Terça-feira, 16 de junho de 2026
Por Redação O Sul | 8 de julho de 2021
A Pfizer entregou ao Brasil mais 600,2 mil doses da vacina contra a covid-19. O 21º lote do imunizante enviado ao País pela farmacêutica chegou pelo Aeroporto Internacional de Viracopos, em Campinas (SP).
Com a nova remessa, o Brasil recebeu 16,1 milhões das 200 milhões de doses do imunizante contratadas pelo governo federal. A companhia diz que vai cumprir o cronograma de entrega total até o final de 2021.
A remessa desta semana, de 600,2 mil doses, é menor do que as entregues pela farmacêutica recentemente, quando foram enviadas, nas últimas quatro semanas, 2,4 milhões de vacinas em cada uma, sempre divididas em três voos. A assessoria da Pfizer afirmou que os maiores envios do mês serão realizados “na última quinzena”.
No dia 20 de junho, a Pfizer enviou ao Brasil a primeira remessa de doses da vacina por meio do consórcio global Covax Facility. A entrega foi de 842 mil imunizantes.
Entregas
A Pfizer utilizou o aeroporto de Viracopos para todas as entregas ao Brasil até agora. A primeira remessa teve 1 milhão de doses e foi recebida pelo país em 29 de abril, em cerimônia que contou com a presença do ministro da Saúde, Marcelo Queiroga.
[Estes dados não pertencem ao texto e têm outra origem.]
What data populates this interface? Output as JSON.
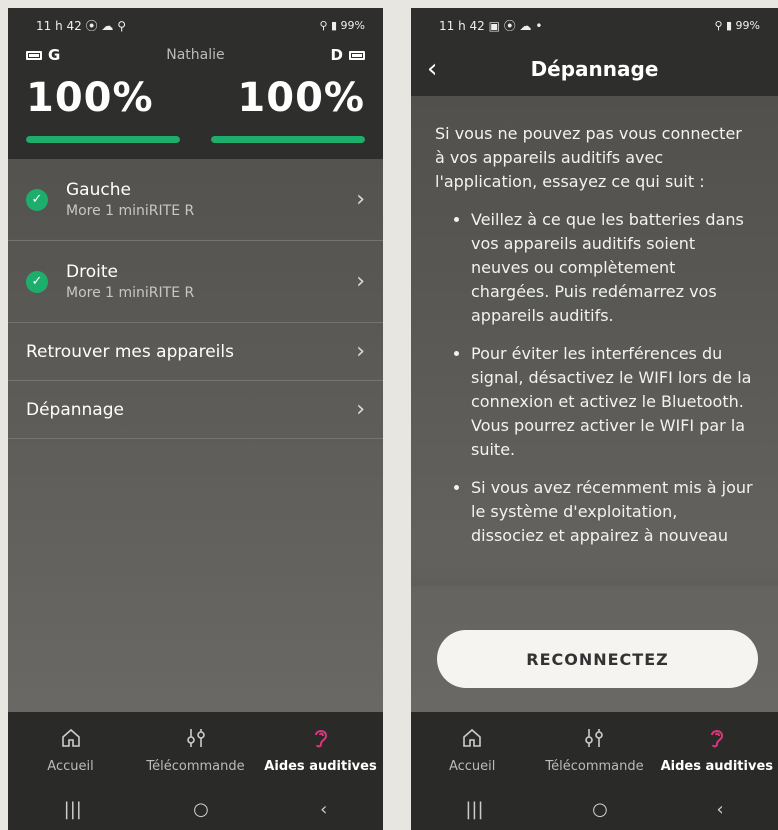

A logística de entrega das doses ao governo federal conta com segurança da Polícia Federal. Equipes acompanham o desembarque em Viracopos e escoltam o transporte rodoviário das doses até o centro de distribuição do Ministério da Saúde, em Guarulhos (SP).
Armazenamento
No fim de maio, a Agência Nacional de Vigilância Sanitária (Anvisa) autorizou novas condições de conservação e armazenamento para a vacina da Pfizer, que agora pode ser mantida em temperatura controlada entre 2ºC e 8ºC por até 31 dias. A orientação anterior era de cinco dias.
Antes da liberação dos frascos para a vacinação, as doses da Pfizer precisavam ser armazenadas em caixas com temperaturas entre -25°C e -15°C por, no máximo, 14 dias. Tais condições não permitiam que a vacina fosse enviada para municípios distantes mais que duas horas e meia da capital do Estado.
Terceira dose
Os laboratórios Pfizer e BioNTech anunciaram em conjunto nesta quinta-feira (8) que pedirão autorização para uma terceira dose de sua vacina contra a covid-19.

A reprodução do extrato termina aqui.